Of the problems discovered at several of the county’s 11 cemetery districts, the most prominent was poor record keeping or, in some cases, a complete lack of burial records.
“The issue is: Can all the records slip through the crack and suddenly people don’t know where their relatives are buried?” outgoing grand jury foreperson Brandt
During their investigation grand jurors could not find a burial register at the Estrella-Pleasant Valley, Santa Margarita, and Templeton districts. They also reported that older graves at the Adelaida district were never recorded. In other words, the cemeteries did not have full records of who is buried and where.
“You’ve got to keep track of where the bodies are buried and also what lots are owned and things of that sort,” Kehoe said. “So it’s really a concern about the long-term integrity of the governance.”
There were other issues that sound endemic of small, country cemeteries. At the Adelaida district, according to the report, a gopher was suspected of unearthing a human finger bone and wedding ring.
The majority of cemeteries scored well, but the districts that were dinged by the grand jury generally were not meeting state laws governing cemetery districts. The report states the Estrella-Pleasant Valley and Templeton districts don’t have the minimum of three board members; board members at Adelaida and Estrella-Pleasant Valley don’t meet quarterly as they’re supposed to, and the districts don’t carry liability insurance.

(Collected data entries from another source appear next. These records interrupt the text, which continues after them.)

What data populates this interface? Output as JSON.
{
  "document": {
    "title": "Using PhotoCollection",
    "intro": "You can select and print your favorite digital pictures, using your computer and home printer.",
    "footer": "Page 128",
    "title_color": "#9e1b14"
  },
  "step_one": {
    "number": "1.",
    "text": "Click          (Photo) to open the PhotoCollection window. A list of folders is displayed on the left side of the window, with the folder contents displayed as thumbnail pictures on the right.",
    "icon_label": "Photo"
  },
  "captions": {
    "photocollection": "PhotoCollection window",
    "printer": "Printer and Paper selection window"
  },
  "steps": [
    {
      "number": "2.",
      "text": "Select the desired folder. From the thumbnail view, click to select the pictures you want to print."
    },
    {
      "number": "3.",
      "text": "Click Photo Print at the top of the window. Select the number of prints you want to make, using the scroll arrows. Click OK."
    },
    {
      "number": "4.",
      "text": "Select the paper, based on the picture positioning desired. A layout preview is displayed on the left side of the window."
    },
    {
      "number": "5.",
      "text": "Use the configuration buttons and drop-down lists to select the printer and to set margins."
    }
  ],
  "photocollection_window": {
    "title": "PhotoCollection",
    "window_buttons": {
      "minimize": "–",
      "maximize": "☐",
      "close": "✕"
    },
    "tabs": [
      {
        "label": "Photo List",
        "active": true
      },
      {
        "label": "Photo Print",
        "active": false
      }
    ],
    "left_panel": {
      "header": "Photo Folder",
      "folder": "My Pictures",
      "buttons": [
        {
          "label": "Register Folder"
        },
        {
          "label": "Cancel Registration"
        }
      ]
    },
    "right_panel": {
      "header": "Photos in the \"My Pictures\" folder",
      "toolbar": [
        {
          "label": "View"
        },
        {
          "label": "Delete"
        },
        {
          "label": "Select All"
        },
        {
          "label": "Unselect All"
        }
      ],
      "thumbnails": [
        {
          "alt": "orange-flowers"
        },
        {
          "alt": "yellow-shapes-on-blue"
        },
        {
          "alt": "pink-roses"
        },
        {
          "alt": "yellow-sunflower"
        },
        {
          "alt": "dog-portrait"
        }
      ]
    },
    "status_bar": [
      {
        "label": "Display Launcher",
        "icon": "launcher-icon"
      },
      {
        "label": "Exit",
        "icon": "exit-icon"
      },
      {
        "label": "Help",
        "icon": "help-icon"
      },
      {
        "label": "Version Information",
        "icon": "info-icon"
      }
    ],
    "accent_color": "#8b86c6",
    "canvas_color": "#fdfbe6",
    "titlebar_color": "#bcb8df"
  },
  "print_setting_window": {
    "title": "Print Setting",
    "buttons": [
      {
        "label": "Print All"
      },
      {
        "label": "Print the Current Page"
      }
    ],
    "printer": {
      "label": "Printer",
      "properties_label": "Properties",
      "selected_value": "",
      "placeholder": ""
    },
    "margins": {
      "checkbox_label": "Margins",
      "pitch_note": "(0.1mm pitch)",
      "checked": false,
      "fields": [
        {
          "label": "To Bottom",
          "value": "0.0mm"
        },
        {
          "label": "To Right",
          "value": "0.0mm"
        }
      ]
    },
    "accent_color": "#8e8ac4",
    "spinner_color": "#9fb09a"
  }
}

But some of the requirements are unnecessary, Adelaida director and manager Nancyann Dubost countered. Take liability insurance, for example: The district is all volunteer run. “Why would anybody want to sue us? We don’t have any money,” she said.
Dubost added that the board only meets when there’s a reason because the district generally has just a few burials per year. As for the gopher digging up human remains, she laughed and said it was “absurd.”
“That was no human bone. It was never identified as a human bone.”
The source of the wedding ring, however, remains a mystery.